Los geht’s mit „She’s My Man“, und augenblicklich umtost uns ein wohltemperierter Ozean aus Disco-Pop und gut geölten Siebziger-Rock-Gitarren. Jake Shears, mit schwarzen Glitterhandschuhen, die ihm fast bis zur Schulter reichen, ist von Anfang an das Zentrum des bonbonfarbenen Spektakels, da kann die reizende Ana noch so viel um ihn herum tanzen. Ihre Stimme ist allerdings mindestens genauso toll. Bei dem ineinander verschlungenen Gesang weiß man jedoch nie so genau, wer gerade lauter singt.

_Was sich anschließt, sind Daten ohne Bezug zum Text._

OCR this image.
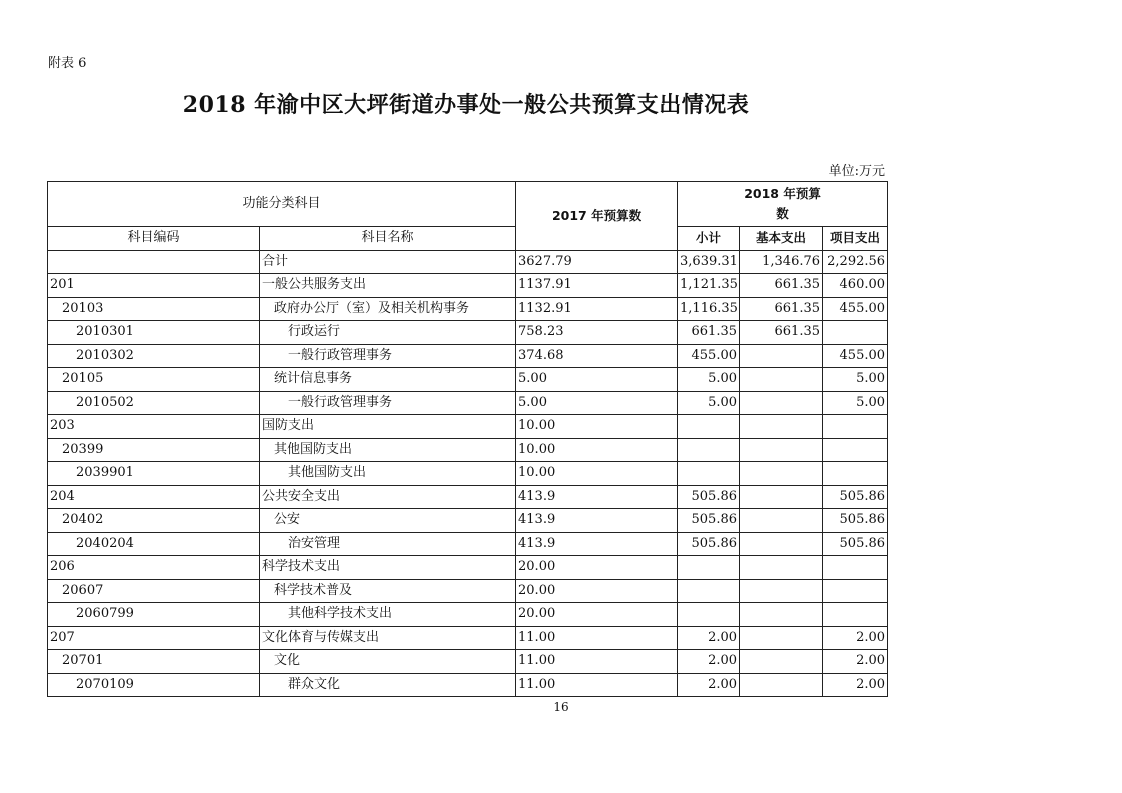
附表 6
2018 年渝中区大坪街道办事处一般公共预算支出情况表
单位:万元
功能分类科目		2017 年预算数	2018 年预算数		
科目编码	科目名称		小计	基本支出	项目支出
	合计	3627.79	3,639.31	1,346.76	2,292.56
201	一般公共服务支出	1137.91	1,121.35	661.35	460.00
20103	政府办公厅（室）及相关机构事务	1132.91	1,116.35	661.35	455.00
2010301	行政运行	758.23	661.35	661.35	
2010302	一般行政管理事务	374.68	455.00		455.00
20105	统计信息事务	5.00	5.00		5.00
2010502	一般行政管理事务	5.00	5.00		5.00
203	国防支出	10.00			
20399	其他国防支出	10.00			
2039901	其他国防支出	10.00			
204	公共安全支出	413.9	505.86		505.86
20402	公安	413.9	505.86		505.86
2040204	治安管理	413.9	505.86		505.86
206	科学技术支出	20.00			
20607	科学技术普及	20.00			
2060799	其他科学技术支出	20.00			
207	文化体育与传媒支出	11.00	2.00		2.00
20701	文化	11.00	2.00		2.00
2070109	群众文化	11.00	2.00		2.00
16
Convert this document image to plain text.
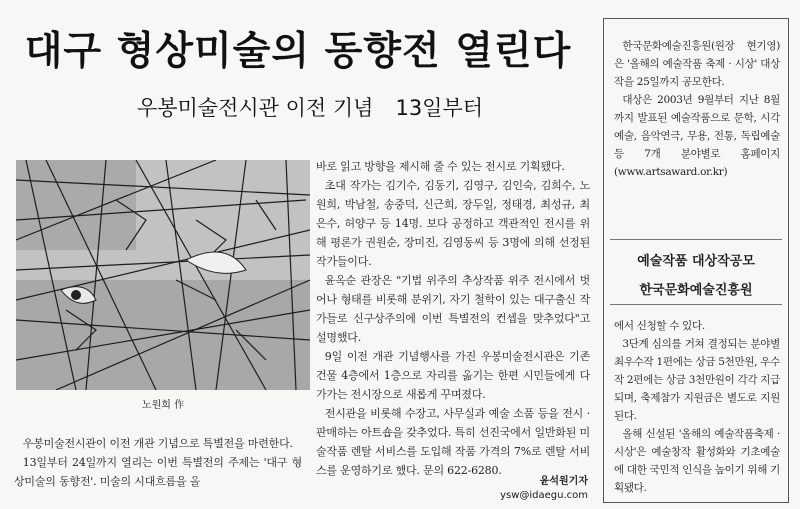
대구 형상미술의 동향전 열린다
우봉미술전시관 이전 기념 13일부터
노원희 作

우봉미술전시관이 이전 개관 기념으로 특별전을 마련한다.

13일부터 24일까지 열리는 이번 특별전의 주제는 '대구 형상미술의 동향전'. 미술의 시대흐름을 올

바로 읽고 방향을 제시해 줄 수 있는 전시로 기획됐다.

초대 작가는 김기수, 김동기, 김영구, 김인숙, 김희수, 노원희, 박남철, 송중덕, 신근희, 장두일, 정태경, 최성규, 최은수, 허양구 등 14명. 보다 공정하고 객관적인 전시를 위해 평론가 권원순, 장미진, 김영동씨 등 3명에 의해 선정된 작가들이다.

윤옥순 관장은 "기법 위주의 추상작품 위주 전시에서 벗어나 형태를 비롯해 분위기, 자기 철학이 있는 대구출신 작가들로 신구상주의에 이번 특별전의 컨셉을 맞추었다"고 설명했다.

9일 이전 개관 기념행사를 가진 우봉미술전시관은 기존 건물 4층에서 1층으로 자리를 옮기는 한편 시민들에게 다가가는 전시장으로 새롭게 꾸며졌다.

전시관을 비롯해 수장고, 사무실과 예술 소품 등을 전시 · 판매하는 아트숍을 갖추었다. 특히 선진국에서 일반화된 미술작품 렌탈 서비스를 도입해 작품 가격의 7%로 렌탈 서비스를 운영하기로 했다. 문의 622-6280.

윤석원기자
ysw@idaegu.com

한국문화예술진흥원(원장 현기영)은 '올해의 예술작품 축제 · 시상' 대상작을 25일까지 공모한다.

대상은 2003년 9월부터 지난 8월까지 발표된 예술작품으로 문학, 시각예술, 음악연극, 무용, 전통, 독립예술 등 7개 분야별로 홈페이지 (www.artsaward.or.kr)

예술작품 대상작공모
한국문화예술진흥원

에서 신청할 수 있다.

3단계 심의를 거쳐 결정되는 분야별 최우수작 1편에는 상금 5천만원, 우수작 2편에는 상금 3천만원이 각각 지급되며, 축제참가 지원금은 별도로 지원된다.

올해 신설된 '올해의 예술작품축제 · 시상'은 예술창작 활성화와 기초예술에 대한 국민적 인식을 높이기 위해 기획됐다.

Spätestens ab dem göttlichen „Tits On The Radio“ tobt der Saal. Überhaupt kommen die Klassiker vom ersten Album besser an als die Songs von „Ta-Dah“. Auch „Laura“ ist ein Fest, und wie erwartet feuert Shears schon bald dramatisch ein Kleidungsstück nach dem anderen in die Ecke. Seine Tanzschritte, Posen und Bewegungen sind die perfekte Selbstinszenierung als Pin-up-Boy. „Are there homosexuals in the audience?“, fragt er scheinheilig, und das folgende Geschrei feuert er an, indem er nachsetzt: „Then scream like little girls!“ „Sing If You’re Glad To Be Gay“ hat Tom Robinson vor langer Zeit mal gesungen.

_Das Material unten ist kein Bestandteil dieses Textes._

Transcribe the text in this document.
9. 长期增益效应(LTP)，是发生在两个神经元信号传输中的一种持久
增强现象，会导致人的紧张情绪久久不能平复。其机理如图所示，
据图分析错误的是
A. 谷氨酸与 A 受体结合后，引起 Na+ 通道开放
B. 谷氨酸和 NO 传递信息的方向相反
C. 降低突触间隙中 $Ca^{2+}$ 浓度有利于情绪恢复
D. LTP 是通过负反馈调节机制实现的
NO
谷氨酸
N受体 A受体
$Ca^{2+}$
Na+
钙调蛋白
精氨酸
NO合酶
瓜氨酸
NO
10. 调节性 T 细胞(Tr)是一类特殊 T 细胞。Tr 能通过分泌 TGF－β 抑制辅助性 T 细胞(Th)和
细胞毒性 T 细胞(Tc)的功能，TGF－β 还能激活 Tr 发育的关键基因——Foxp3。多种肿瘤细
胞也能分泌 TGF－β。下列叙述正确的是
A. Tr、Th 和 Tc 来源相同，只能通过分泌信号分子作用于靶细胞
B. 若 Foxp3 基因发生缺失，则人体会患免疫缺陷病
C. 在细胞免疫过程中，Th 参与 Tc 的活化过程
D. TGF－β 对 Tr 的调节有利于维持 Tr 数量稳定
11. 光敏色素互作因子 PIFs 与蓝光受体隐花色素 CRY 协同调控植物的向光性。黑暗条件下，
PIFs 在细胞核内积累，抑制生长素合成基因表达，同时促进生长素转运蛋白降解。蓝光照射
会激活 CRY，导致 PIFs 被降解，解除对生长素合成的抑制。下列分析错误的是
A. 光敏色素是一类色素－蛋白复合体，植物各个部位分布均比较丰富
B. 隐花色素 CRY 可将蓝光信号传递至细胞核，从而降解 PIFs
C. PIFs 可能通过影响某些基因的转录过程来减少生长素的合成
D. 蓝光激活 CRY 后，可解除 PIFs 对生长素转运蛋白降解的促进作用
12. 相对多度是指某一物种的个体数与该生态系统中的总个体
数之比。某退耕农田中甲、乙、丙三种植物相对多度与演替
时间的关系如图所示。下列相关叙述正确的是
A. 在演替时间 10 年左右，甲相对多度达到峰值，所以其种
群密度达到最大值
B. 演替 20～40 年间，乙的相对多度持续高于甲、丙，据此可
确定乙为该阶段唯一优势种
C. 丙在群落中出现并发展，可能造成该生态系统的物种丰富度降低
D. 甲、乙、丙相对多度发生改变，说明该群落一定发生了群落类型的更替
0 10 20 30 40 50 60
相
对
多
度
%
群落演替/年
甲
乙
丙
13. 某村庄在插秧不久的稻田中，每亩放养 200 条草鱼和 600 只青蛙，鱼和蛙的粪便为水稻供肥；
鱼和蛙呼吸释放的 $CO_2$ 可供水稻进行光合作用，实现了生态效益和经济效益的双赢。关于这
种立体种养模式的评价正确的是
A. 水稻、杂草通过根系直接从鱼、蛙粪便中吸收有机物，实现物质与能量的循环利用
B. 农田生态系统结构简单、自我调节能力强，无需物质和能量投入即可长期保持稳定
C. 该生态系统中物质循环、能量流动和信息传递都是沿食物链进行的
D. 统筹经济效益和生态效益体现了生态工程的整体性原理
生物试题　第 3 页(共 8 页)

Und natürlich folgt auch hier die Comingout-Hymne „Take Your Mama“. Musikalisch gesehen schwebt während des gesamten Konzerts der gute Geist von David Bowie im Saal, mal ist es der Funk von „Let’s Dance“ und dann wieder die schweinischen Gitarren von Tin Machine. Auf den Über-Hit müssen die Hanseaten bis zur Zugabe warten. Doch bevor die ultimative Party-Hölle losbricht und Jake Shears nur noch mit einem mit Feenstaub garnierten Minislip über die Bühne hüpft, hat Ana Matronic bereits erklärt: „Hamburger! Hätte ich etwas Senf, Ketchup und ein paar Gurken dabei, ich würde euch auffressen.“ Die Hanseaten lassen jetzt jede Zurückhaltung fallen, liegen sich in den Armen und weinen fast vor Glück.